I was awakened one morning, in the fourth week of my sojourn in captivity, by the sound of chimes long familiar to my ear, the duplicate of which I had not supposed to be in existence. At first I feared it was some mirage of the ear, so to speak, instead of eye, that reflected back that fairy melody, which had rung its accompaniment to my whole childhood and youth; but, when, after the lapse of seven days, it was repeated, I became convinced that its reality was unquestionable, and that neither impatience nor indignation had so impaired my senses as to reproduce those sounds through the medium of a fevered imagination.
Were these delicious bells, a recent addition to the cupola of our grim asylum, bestowed by some benevolent hand that sought to mark and lend enchantment to the holy Sabbath-day—even for the sake of the irresponsible ones within its walls—or was I indeed—? But of this there could be no question—I dared not hazard such conjecture lest it drive me mad in reality—I must not!
I groped in thick darkness, and time itself was only measured now by those sweet chimes, so like our own, and yet so far away. My very clock one morning was found to have stopped, and was not again repaired or set in motion. Papers I never saw, had never seen since I came to dwell in shadow, save that single one so ostentatiously spread before me, announcing the loss of the Kosciusko and her passengers—a refinement of cruelty, on the part of those who sent it, worthy of a Japanese.
Rafts had been launched and lost, the survivors stated (the men who had seized the long-boat, to the exclusion of the women and children); the sea had swallowed all the remainder. A later statement might refute the first, but even then none could know the truth with regard to my identity, for would not Basil Bainrothe control the publication as he pleased, and make me dead if he listed—dead even after the rescue?

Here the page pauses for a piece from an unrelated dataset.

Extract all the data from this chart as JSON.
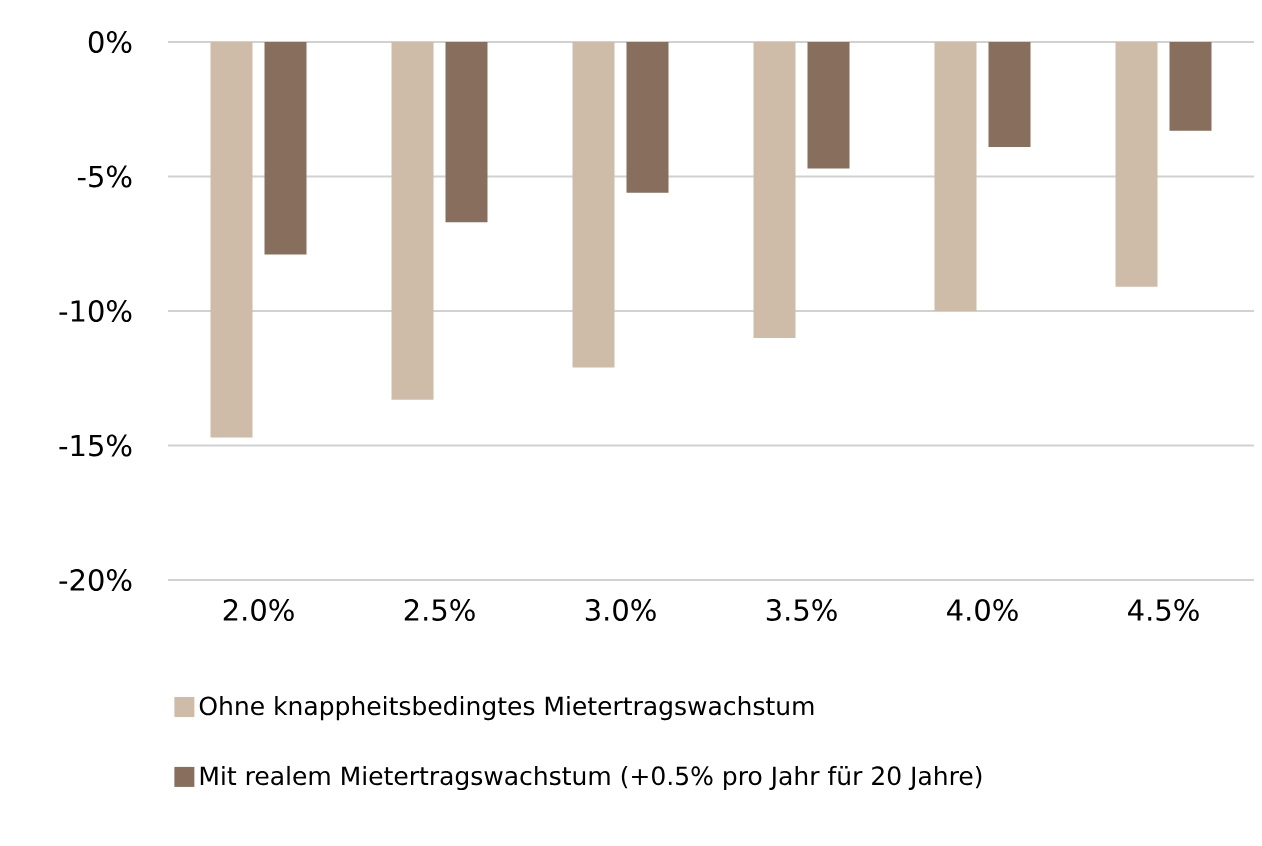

Yet Hope would sometimes whisper in her daring moods: “All this shall pass away, and be as it had not been. Be of good heart, Miriam, and do not let them kill you; live for Mabel—live for Wentworth!”
Then, with bowed head, and silent, streaming tears, my soul would climb in prayer to the footstool of the Most High, and the grace, which had never come to me before, fell over me like a mantle in this sad extremity.
CHAPTER VI.
Unfaltering in her respectful demeanor toward me was Mrs. Clayton from the time of the little scene I have recently described. What new and sudden light had broken in upon her I never knew, but I supposed at the time that the flash of conviction had gone home to her mind with regard to the baseness of Bainrothe and the iniquity of his proceedings, founded on the fear I had expressed of his solitary presence, and the insight she had gained into my character.